The next few days are crammed with various appointments (vet for Isis – stay tuned for blood in the sand – dentist for me, etc. etc.) so a few quick hits. Henry Louis Gates’s tribute to John Hope Franklin on The Root.com reveals how staunch Franklin was in his desire to bring African Americans into the mainstream. Shame on Harvard for dissing him!

Sidebar: The Root will be the subject of its own entry one of these days, when I have time to ponder the strange line between substance and fluff.

The folks at Yankee, which publishes The Old Farmers Almanac, must think the their readership is all a) elderly b) disabled c) wealthy beyond imagining and d) deficient in vitamins and minerals. AND able to clear the brush from acre of land, till the soil, plant and harvest crops, weed, prune, mow, fertilize and log and construct their own barns and outbuildings. I don’t get it.
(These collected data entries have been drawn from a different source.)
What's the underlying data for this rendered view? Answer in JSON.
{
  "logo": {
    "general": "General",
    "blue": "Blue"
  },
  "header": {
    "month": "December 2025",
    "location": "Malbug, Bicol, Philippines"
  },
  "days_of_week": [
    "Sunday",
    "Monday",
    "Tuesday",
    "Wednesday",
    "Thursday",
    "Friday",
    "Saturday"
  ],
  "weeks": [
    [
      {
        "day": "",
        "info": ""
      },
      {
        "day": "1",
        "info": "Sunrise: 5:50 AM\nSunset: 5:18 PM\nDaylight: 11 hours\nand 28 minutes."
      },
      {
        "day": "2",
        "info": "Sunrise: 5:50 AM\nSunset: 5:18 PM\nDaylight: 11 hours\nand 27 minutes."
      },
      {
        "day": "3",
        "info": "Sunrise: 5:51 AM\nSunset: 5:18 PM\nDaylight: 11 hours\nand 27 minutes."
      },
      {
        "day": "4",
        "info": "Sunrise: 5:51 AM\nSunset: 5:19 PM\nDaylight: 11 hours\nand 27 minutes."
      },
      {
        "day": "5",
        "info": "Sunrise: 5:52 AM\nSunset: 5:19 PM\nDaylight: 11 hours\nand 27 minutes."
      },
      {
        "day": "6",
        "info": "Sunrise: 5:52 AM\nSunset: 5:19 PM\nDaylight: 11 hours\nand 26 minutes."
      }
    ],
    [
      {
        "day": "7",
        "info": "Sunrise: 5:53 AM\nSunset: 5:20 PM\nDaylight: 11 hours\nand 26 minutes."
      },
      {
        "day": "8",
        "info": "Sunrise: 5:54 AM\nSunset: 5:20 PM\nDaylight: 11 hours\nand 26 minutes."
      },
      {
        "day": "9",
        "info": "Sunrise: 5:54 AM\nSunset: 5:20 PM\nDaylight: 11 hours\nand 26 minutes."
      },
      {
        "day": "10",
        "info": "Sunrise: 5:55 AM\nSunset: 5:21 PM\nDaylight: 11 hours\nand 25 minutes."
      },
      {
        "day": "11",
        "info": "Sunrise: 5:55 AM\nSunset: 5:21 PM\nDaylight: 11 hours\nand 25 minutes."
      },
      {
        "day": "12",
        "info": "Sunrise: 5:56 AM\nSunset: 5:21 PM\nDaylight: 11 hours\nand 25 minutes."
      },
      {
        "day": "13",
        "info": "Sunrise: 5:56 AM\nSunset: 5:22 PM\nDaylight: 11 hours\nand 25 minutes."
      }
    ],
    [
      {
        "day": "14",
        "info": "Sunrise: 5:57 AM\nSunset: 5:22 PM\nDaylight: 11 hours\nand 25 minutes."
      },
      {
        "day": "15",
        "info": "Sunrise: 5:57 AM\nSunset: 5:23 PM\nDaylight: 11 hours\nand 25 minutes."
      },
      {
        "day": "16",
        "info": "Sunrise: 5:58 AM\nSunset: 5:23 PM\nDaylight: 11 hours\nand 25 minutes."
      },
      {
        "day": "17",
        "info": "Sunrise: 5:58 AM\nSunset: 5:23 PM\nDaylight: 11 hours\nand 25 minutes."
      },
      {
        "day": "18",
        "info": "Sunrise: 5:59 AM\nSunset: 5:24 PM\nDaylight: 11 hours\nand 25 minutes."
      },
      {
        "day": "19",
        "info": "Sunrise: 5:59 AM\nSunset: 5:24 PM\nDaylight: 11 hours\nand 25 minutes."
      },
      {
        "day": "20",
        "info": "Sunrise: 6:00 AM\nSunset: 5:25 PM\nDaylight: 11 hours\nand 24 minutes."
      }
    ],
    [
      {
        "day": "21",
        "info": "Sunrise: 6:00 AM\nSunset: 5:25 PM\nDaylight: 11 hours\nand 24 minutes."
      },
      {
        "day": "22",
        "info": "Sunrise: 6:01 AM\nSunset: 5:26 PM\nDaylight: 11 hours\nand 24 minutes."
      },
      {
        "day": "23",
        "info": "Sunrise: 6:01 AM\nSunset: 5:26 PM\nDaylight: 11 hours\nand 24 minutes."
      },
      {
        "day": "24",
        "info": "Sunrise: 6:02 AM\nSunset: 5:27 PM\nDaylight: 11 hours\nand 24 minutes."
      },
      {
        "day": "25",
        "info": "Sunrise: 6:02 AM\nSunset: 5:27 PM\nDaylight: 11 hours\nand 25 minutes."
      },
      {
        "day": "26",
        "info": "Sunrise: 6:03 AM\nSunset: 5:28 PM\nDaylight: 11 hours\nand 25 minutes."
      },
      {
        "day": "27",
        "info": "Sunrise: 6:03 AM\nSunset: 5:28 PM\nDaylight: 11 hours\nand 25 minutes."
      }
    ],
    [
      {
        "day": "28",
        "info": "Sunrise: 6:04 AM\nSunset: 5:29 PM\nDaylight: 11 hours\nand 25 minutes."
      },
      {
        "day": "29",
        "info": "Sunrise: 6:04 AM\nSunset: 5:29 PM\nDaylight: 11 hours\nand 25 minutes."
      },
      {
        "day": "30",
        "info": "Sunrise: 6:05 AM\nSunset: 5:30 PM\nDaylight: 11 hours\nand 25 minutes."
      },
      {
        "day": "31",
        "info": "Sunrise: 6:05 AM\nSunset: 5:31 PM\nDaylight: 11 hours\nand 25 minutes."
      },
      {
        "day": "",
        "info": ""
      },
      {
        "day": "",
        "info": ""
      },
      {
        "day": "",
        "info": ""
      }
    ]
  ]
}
Just received a copy of Black Noir that includes a short story of Mother’s that I’d never seen before. It’s “On Saturday The Siren Sounds at Noon,” and it was on the basis of this 10-page story that the folks at Houghton Mifflin asked Mother to write a novel. The Street was published in 1946 and the rest of the history is well known. I’d like to know who published it without permission in 1999.

Errol Morris has been publishing a fascinating series, “Whose Father Was He?”  It combines mid-nineteenth century history, genealogy, cultural anthropology, and great investigative reporting on life and death (at Gettysburg) of Amos Humiston.

The Hartford Courant is now going to have two TV broadcast operations in its newsroom.  I wish them well in combining to divergent cultures and styles of reporting. I wish especially well to the print reporters whose new boss formerly ran the TV stations. Query: Should we expect the economic downturn to obliterate media ownership restrictions for all time?

As of 6:30 p.m., the only April Fool’s news item I’ve seen is the American economy and that’s hardly a joke.